Her sabah günlük yayın yapan birçok gazete gelir bianet toplantı odasına, göz atarım tek tek. Gündelik siyasetin samimiyetsiz halleri ve ne olursa olsun beni ilgilendirmeyecek olması, bir politikacının gereksiz demeçleri, ırkçılık, nefret söylemleri, cinsel yönelimleri nedeniyle ayrımcılığa uğrayanlar, kadın cinayetleri, iş cinayetleri, taciz, tecavüz haberleri…
Ve tüm bunlara karşın eleştirel bir bakışla haber üretmeye çalışan bianet’in haber anlayışı, tüm öteki olma hallerine dokunmaya çalışan bir iletişim ağı.
bianet’te staja başlarken aslında benim kendimi hazırladığım döngü şuydu: Bildiğimiz sabah dokuz akşam altı çalışma düzenine ayak uydurmayı göze alarak başladım. Bu çalışma süreci de bir süre devam etti, bugün bitiyor. İlk başladığım günlerde ne yapacağımı ve hangi konulara odaklanacağımı az çok biliyordum ancak haber kaynağına erişmekte güçlük yaşıyordum. Bu yüzden uzun bir süre bianet çalışanlarının ağzından çıkan türlü haber kaynaklarını havada kaparak, neyin haber olup, olamayacağı hakkında az çok bilgi sahibi oldum. Öyle ki benim de haber kaynaklarım olmaya başlamış, hatta bir süre sonra haber kaynaklarım arasında eleme bile yapmaya başlamıştım.
Anaakım medyanın dışında başka bir habercilik anlayışını, kadın odaklı, çocuk odaklı, hak haberciliği yapmaya gayret gösteren; çoğu kentin karşısında, yani Kadıköy’de oturan çalışanlar vardı burada.
“Kentin karşısında olma hali” vardı bianet’te. İstanbul’da kalalı çok uzun bir süre olmamasına karşın kentin karşısında farklı bir düzen olduğunun ayırdına varmak güç değil. Bir süre sonra gerçekten karşının insanı olduklarını anladım. Neredeyse tüm öteki olma hallerinin sesi olmaya çalışıyordu bianet, biraz da bu yüzden sevdim bu stajı.

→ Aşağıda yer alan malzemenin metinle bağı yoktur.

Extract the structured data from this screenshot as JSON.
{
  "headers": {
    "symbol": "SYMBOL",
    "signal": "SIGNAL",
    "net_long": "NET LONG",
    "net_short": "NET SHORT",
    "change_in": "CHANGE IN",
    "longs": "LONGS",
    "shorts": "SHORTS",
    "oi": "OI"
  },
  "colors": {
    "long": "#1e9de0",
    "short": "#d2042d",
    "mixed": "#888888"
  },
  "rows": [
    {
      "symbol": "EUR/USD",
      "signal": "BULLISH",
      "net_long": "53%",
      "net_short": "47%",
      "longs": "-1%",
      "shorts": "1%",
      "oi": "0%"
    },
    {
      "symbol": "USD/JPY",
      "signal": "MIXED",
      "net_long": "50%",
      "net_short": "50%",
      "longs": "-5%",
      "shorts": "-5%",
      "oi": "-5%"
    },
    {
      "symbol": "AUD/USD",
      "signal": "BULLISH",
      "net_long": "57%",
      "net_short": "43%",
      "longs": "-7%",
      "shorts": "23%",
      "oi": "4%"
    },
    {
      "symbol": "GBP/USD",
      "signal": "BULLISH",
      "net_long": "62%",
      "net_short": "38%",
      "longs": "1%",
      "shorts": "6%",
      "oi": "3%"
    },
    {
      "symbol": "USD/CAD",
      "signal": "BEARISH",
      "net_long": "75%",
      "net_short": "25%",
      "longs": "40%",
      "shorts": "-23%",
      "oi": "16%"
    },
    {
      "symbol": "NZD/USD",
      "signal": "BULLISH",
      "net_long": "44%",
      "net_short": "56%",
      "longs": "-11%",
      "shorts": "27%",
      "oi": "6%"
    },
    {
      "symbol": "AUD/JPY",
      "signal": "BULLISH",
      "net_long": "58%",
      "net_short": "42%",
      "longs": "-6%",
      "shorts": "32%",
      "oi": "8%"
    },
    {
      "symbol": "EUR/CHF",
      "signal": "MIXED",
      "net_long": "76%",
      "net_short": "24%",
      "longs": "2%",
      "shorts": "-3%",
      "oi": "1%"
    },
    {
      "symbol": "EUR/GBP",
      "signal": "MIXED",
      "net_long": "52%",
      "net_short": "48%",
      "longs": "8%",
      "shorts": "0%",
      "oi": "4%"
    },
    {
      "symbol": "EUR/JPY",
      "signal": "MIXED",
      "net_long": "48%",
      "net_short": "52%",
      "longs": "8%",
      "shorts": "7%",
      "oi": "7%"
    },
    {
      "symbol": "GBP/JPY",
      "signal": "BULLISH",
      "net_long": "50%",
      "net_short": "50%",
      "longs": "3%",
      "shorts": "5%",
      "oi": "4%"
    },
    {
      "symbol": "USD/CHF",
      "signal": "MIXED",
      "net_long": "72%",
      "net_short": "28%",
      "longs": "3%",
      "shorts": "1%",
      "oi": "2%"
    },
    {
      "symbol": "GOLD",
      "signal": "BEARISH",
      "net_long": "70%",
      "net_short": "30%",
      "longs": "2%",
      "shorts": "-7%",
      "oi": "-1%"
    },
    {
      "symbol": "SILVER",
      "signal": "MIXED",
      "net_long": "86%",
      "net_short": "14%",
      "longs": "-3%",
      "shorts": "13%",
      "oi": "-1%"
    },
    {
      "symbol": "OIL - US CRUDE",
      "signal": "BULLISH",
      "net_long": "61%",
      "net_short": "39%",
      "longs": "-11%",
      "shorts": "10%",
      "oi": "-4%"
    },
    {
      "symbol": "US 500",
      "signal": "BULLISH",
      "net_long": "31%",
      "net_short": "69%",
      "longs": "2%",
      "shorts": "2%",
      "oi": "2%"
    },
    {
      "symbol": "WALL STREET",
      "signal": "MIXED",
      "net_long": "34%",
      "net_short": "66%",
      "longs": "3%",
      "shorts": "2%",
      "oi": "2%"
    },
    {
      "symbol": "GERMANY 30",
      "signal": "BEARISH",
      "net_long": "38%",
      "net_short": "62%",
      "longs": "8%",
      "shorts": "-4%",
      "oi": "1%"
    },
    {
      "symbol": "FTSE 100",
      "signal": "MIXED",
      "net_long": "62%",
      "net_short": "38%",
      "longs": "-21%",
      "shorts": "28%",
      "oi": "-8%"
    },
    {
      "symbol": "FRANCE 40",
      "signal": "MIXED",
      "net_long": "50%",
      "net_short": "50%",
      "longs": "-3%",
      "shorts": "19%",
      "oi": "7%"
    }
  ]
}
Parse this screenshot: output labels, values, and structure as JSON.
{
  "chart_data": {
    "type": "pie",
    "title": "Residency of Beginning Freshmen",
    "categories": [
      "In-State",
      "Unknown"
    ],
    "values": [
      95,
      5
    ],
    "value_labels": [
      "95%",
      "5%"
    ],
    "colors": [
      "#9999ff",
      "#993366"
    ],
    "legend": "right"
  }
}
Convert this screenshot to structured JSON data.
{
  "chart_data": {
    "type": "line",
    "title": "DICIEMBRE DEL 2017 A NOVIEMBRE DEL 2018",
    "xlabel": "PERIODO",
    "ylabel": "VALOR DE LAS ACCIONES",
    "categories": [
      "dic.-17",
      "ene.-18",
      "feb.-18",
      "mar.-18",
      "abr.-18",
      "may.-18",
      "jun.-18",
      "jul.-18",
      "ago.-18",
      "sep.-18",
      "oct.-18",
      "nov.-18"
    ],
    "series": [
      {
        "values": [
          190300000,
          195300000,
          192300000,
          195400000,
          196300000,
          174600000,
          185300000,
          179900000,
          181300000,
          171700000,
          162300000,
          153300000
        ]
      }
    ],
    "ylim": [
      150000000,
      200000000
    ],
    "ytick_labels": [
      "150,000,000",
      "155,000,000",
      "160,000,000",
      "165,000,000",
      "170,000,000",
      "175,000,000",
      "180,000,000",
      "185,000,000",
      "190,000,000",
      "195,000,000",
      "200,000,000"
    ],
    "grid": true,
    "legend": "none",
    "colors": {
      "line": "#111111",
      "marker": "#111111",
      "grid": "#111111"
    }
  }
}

Staj günleri, mesleki bir kimlik arayışı sürecinde geçip gidiyordu. Bundan yedi -sekiz yıl sonra başıma neler geleceğinin ufak bir deneme sürecini yaşıyordum. Babamız işçi, anamız ev işçisi. Orta halli bir aileden gelen insanlar olarak, büyük paralarda da gözümüz yoksa yedi-sekiz yıl sonra uymak zorunda olacağım bir çalışma yaşamının bir deneme sürecini yaşıyordum.
Çalışma arkadaşlarının arasında, anaakım medyanın haberlerinden sıkılmış ve bunlara benim gibi ağız dolusu küfür edebilen, babam gibi kredi kartı borçlarından sıkılmış, annem gibi eve gittiğinde kadın olmasından kaynaklı ona yüklenen binlerce sorumluluk ve beklentilerin hepsine bir tekme atıp değiştirmek isteyen, güzel insanlar vardı.
Yüce ve Ekin’in ses tonlarını, Ayça’ nın seslerini ve nidalarını, Nilay’ın bitmek bilmeyen onaylama “hı hı”larını uzun bir süre unutmayacağım. bianet’te haber girerken herkes gündemin ilk sırasına gireceği haberi belirtir bu yüzden ses tonları epey yer etti bende.
Bir de gıcırdayan parkeler. Sanki hepsinin sıkıntıları ayaklarından süzülmüştü parkelere bu yüzden kulağı tırmalar bir şekilde her gün ben de gıcırdatmaya alışmıştım.
Velhasılı kelam, bianet’te bulunmak, başka bir medya ağını örmeye çalışan insanların arasında olmak, hak odaklı haberciliği, anaakımın bir alternatifi olmaya gayret eden insanların hepsine selam.